The Kansas State High School Activities Association said referees reported that Michelle Campbell was preparing to officiate at St. Mary's Academy near Topeka, Kan., on Feb. 2 when a school official insisted that Campbell could not call the game. The reason given, according to the referees: Campbell, as a woman, could not be put in a position of authority over boys because of the academy's beliefs.
Campbell then walked off the court along with Darin Putthoff, the referee who was to work the game with her.
"I said 'If Michelle has to leave, then I'm leaving with her,' " Putthoff said on Wednesday. "I was disappointed that it happened to Michelle. I've never heard of anything like that."
Fred Shockey, who was getting ready to leave the gym after officiating two junior high games, said he was told there had been an emergency and was asked to stay and officiate two more games.
"When I found out what the emergency was, I said there was no way I was going to work those games," said Shockey, who spent 12 years in the Army and became a ref about three years ago. "I have been led by some of the finest women this nation has to offer, and there was no way I was going to go along with that."
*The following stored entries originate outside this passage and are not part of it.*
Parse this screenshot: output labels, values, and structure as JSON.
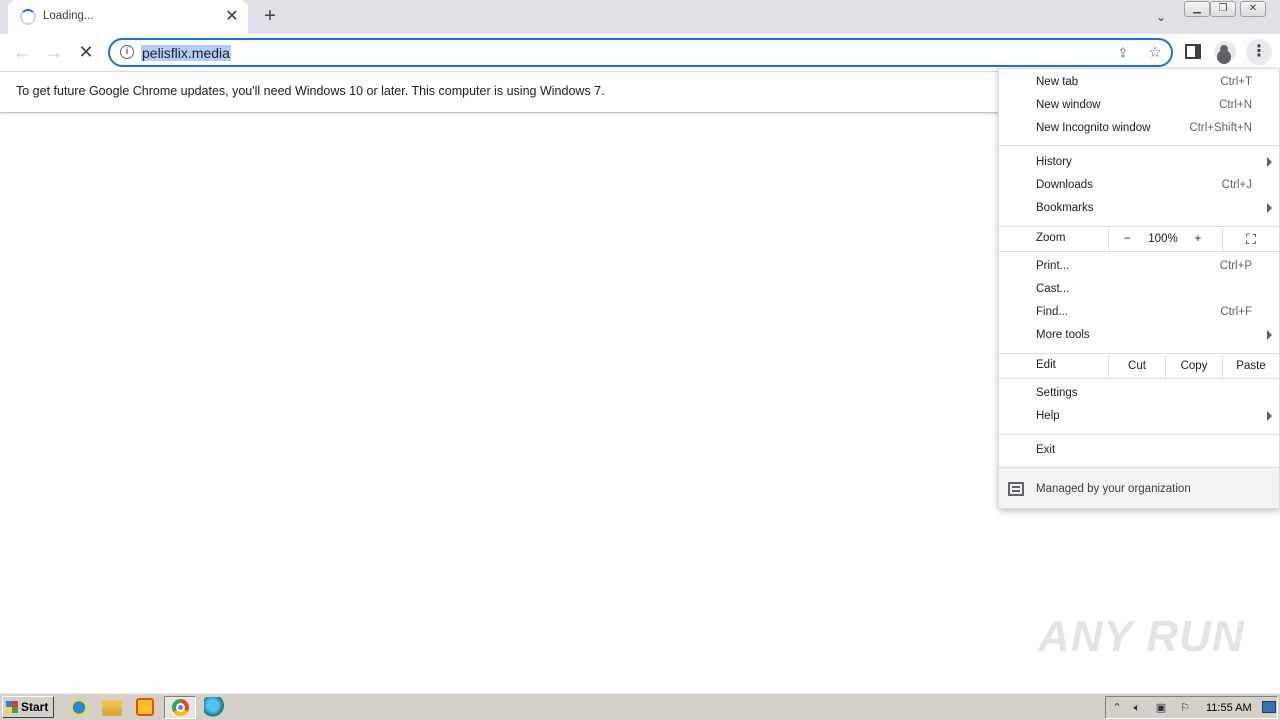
{
  "browser": {
    "tab": {
      "title": "Loading..."
    },
    "omnibox": {
      "url": "pelisflix.media"
    }
  },
  "infobar": {
    "text": "To get future Google Chrome updates, you'll need Windows 10 or later. This computer is using Windows 7."
  },
  "menu": {
    "new_tab": {
      "label": "New tab",
      "shortcut": "Ctrl+T"
    },
    "new_window": {
      "label": "New window",
      "shortcut": "Ctrl+N"
    },
    "new_incognito": {
      "label": "New Incognito window",
      "shortcut": "Ctrl+Shift+N"
    },
    "history": {
      "label": "History"
    },
    "downloads": {
      "label": "Downloads",
      "shortcut": "Ctrl+J"
    },
    "bookmarks": {
      "label": "Bookmarks"
    },
    "zoom": {
      "label": "Zoom",
      "minus": "−",
      "level": "100%",
      "plus": "+"
    },
    "print": {
      "label": "Print...",
      "shortcut": "Ctrl+P"
    },
    "cast": {
      "label": "Cast..."
    },
    "find": {
      "label": "Find...",
      "shortcut": "Ctrl+F"
    },
    "more_tools": {
      "label": "More tools"
    },
    "edit": {
      "label": "Edit",
      "cut": "Cut",
      "copy": "Copy",
      "paste": "Paste"
    },
    "settings": {
      "label": "Settings"
    },
    "help": {
      "label": "Help"
    },
    "exit": {
      "label": "Exit"
    },
    "managed": {
      "label": "Managed by your organization"
    }
  },
  "watermark": {
    "text": "ANY RUN"
  },
  "taskbar": {
    "start_label": "Start",
    "clock": "11:55 AM"
  },
  "colors": {
    "accent": "#1a73e8",
    "tabstrip": "#dee1e6",
    "taskbar": "#d4d0c8",
    "url_highlight": "#b3cdfa"
  }
}
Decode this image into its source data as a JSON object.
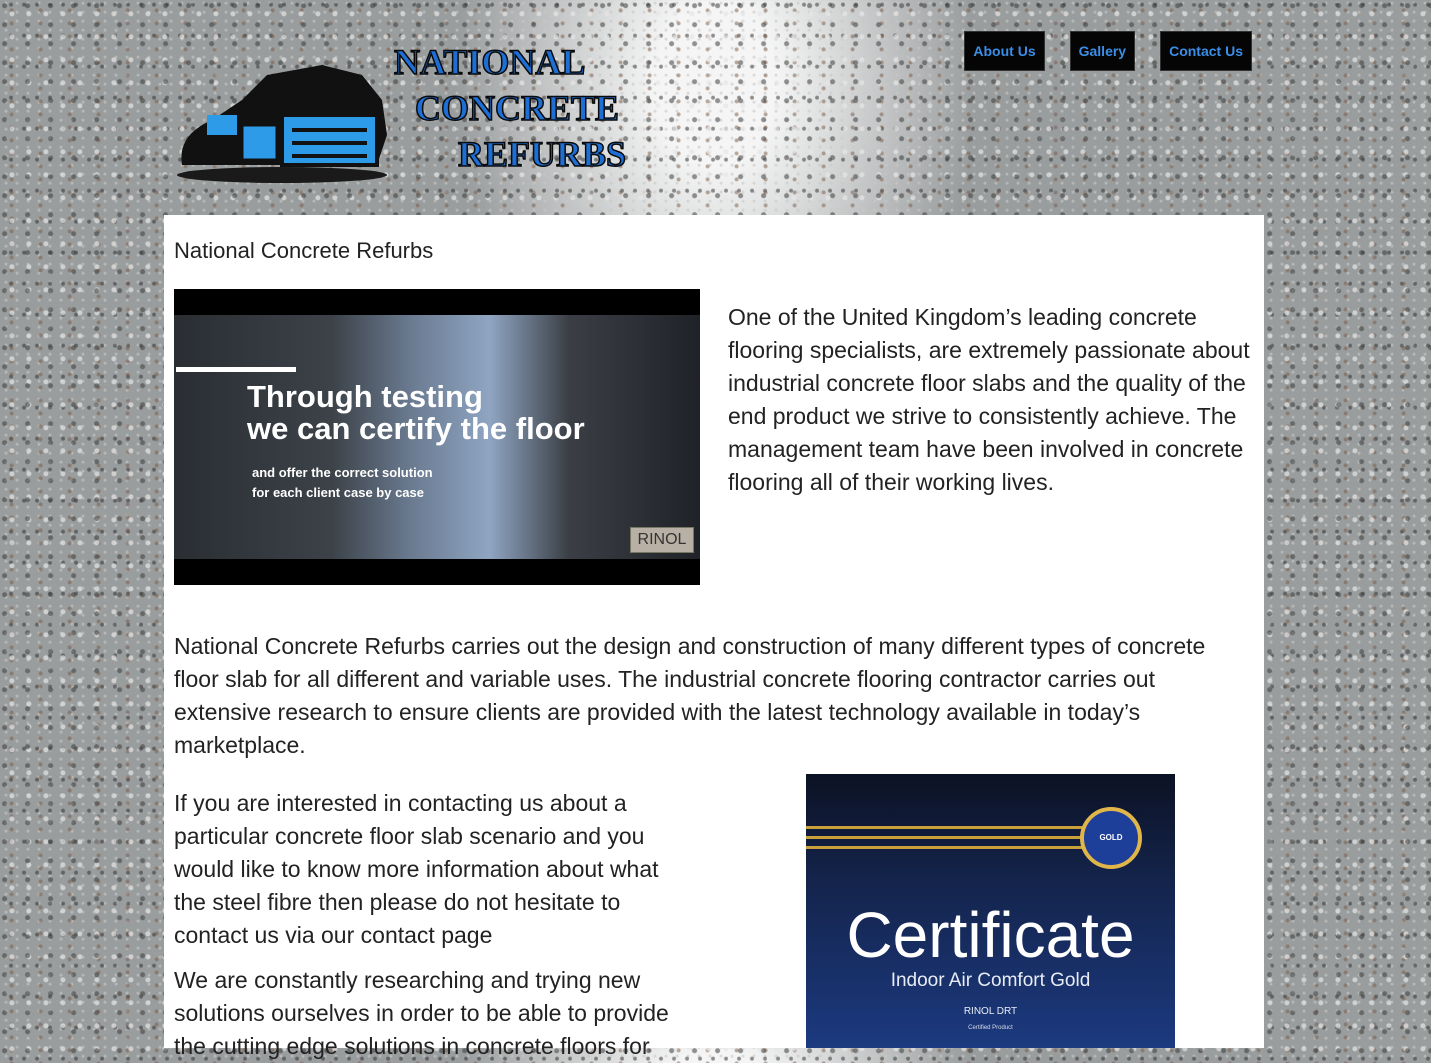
{
  "logo": {
    "line1": "NATIONAL",
    "line2": "CONCRETE",
    "line3": "REFURBS"
  },
  "nav": [
    {
      "label": "About Us"
    },
    {
      "label": "Gallery"
    },
    {
      "label": "Contact Us"
    }
  ],
  "page": {
    "title": "National Concrete Refurbs"
  },
  "video": {
    "headline1": "Through testing",
    "headline2": "we can certify the floor",
    "sub1": "and offer the correct solution",
    "sub2": "for each client case by case",
    "brand": "RINOL"
  },
  "content": {
    "intro": "One of the United Kingdom’s leading concrete flooring specialists, are extremely passionate about industrial concrete floor slabs and the quality of the end product we strive to consistently achieve. The management team have been involved in concrete flooring all of their working lives.",
    "para2": "National Concrete Refurbs carries out the design and construction of many different types of concrete floor slab for all different and variable uses. The industrial concrete flooring contractor carries out extensive research to ensure clients are provided with the latest technology available in today’s marketplace.",
    "para3": "If you are interested in contacting us about a particular concrete floor slab scenario and you would like to know more information about what the steel fibre then please do not hesitate to contact us via our contact page",
    "para4": "We are constantly researching and trying new solutions ourselves in order to be able to provide the cutting edge solutions in concrete floors for"
  },
  "certificate": {
    "seal": "GOLD",
    "title": "Certificate",
    "subtitle": "Indoor Air Comfort Gold",
    "product": "RINOL DRT",
    "tiny": "Certified Product"
  }
}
Shockey noted that referees normally don't work Saturday games, but he agreed to officiate because his daughter's basketball game slated for that day was canceled.
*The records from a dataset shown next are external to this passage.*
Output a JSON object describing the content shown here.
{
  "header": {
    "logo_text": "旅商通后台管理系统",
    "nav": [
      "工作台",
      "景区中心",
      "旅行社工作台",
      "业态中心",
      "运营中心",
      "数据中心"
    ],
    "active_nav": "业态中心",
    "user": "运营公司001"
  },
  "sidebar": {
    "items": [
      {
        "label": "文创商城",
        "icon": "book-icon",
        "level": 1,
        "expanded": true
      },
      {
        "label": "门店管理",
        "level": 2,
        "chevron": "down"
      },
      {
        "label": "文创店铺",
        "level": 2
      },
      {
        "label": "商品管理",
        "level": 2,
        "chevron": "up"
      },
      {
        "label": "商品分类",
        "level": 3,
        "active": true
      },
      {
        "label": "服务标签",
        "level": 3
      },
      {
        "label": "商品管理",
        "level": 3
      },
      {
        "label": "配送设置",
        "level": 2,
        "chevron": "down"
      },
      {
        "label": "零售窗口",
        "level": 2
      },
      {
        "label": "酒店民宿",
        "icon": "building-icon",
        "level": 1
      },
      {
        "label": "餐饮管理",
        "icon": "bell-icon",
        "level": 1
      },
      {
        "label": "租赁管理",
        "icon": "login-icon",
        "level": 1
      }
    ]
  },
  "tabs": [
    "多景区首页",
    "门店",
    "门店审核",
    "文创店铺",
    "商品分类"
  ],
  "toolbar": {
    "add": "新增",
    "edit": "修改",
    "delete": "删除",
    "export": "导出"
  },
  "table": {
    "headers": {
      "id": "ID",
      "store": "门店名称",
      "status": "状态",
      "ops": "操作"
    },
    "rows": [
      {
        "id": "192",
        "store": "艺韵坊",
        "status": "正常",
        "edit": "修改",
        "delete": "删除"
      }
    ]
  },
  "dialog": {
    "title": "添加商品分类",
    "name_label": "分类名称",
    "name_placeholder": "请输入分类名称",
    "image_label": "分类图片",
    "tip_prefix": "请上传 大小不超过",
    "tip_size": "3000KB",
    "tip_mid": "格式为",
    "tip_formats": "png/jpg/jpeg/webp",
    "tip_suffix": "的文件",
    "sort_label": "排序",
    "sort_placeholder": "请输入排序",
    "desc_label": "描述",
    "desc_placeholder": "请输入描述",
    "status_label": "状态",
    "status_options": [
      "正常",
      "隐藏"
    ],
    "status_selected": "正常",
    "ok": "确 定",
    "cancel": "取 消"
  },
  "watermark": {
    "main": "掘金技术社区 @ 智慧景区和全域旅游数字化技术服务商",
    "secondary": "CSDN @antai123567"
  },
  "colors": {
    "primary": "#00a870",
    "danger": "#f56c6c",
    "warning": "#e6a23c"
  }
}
He said that while he and Putthoff were talking with Campbell, the school's athletic director walked up and gave Campbell the $50 she would have been paid for working the games, then asked her to leave the gym.
Shockey said he left and went to a restaurant across the street from the academy, got something to eat, then tipped the waitress $41 - what was left of his $50 officiating fee after he paid for his meal.
"I wanted to get rid of that money as fast as I could," he said.
The Activities Association said it is considering whether to take action against the private religious school. St. Mary's Academy, about 25 miles northwest of Topeka, Kan., is owned and operated by the Society of St. Pius X, which follows older Roman Catholic laws. The society's world leader, the late Archbishop Marcel Lefebvre, was excommunicated by Pope John Paul II in the late 1980s.
Gary Musselman, the association's executive director, said the organization will not make a decision until it confirms whether St. Mary's Academy has a policy of not allowing female referees to work boys basketball games.
If that is indeed the school's written policy, Musselman said, the association could decide to remove St. Mary's Academy from the list of approved schools and take away its ability to compete against the association's more than 300 member schools.
St. Mary's Academy officials declined comment when contacted by The Associated Press on Wednesday.
St. Mary's Academy is among 30 schools on the list that are not full association members but compete against schools that are. Musselman said St. Mary's Academy plays one or two games per season against member schools but has no more scheduled this school year.
He said if removed from the approved list for next school year, St. Mary's Academy still would be able to compete against approved schools that are not members of the association.
Musselman said the association hopes to resolve the matter sometime this week. He said he sent a letter to the school's principal, Vicente A. Griego, the day of the incident but has not heard back from him.
Putthoff and other supporters of Campbell said they believe state activities officials will handle the situation properly.
Campbell did not return phone calls seeking comment Wednesday.
However, she told The Kansas City Star that she was "dumbfounded" by the incident but that she is not angry at the school. She said she does not want the situation to go any further than it already has.
"This issue was going to come up eventually," said Campbell, 49, a retired Albuquerque, N.M., police officer who now lives in Ozawkie, Kan. "I just happened to be the person who was there this time.
"It's kind of a sticky situation. It needs to be looked at carefully, slowly, with all the facts."
But Shockey thinks the slight against his colleague is something that needed to be brought to the public's attention.
"I believe this has been an unwritten thing for a long time and either people didn't know or didn't want to know," he said. "Had someone told me about this, I would never have worked there in the first place."
Putthoff said he has called games at St. Mary's Academy off and on for 10 or 12 years, but doubts he will officiate at the school again.
"Out of defense to Michelle, I'm probably going to decline to go back there," he said. "We have to support our fellow officials."
Campbell, who is one of about five female referees in the Topeka Officials Association, has been officiating games for about two years.
"We don't support any institutions that would discriminate against any of our officials," said Steve Bradley, president of the Topeka group. "We support Michelle 100 percent.
"Michelle works hard. She cares about what she does. She is not a person who's on a crusade. She's a good person. She's a good official. You will not find a person who's more serious about doing a good job than Michelle."
Musselman said this was his first time dealing with a situation in which a school turned away a referee because of gender.
"We view officials not as male or female, Hispanic or African-American or Asian-American. We view officials as officials," Musselman said. "Discrimination against our officials is something we can't be party to."
Still, he said, the association wants to be fair to everyone involved and gather all the information before taking action.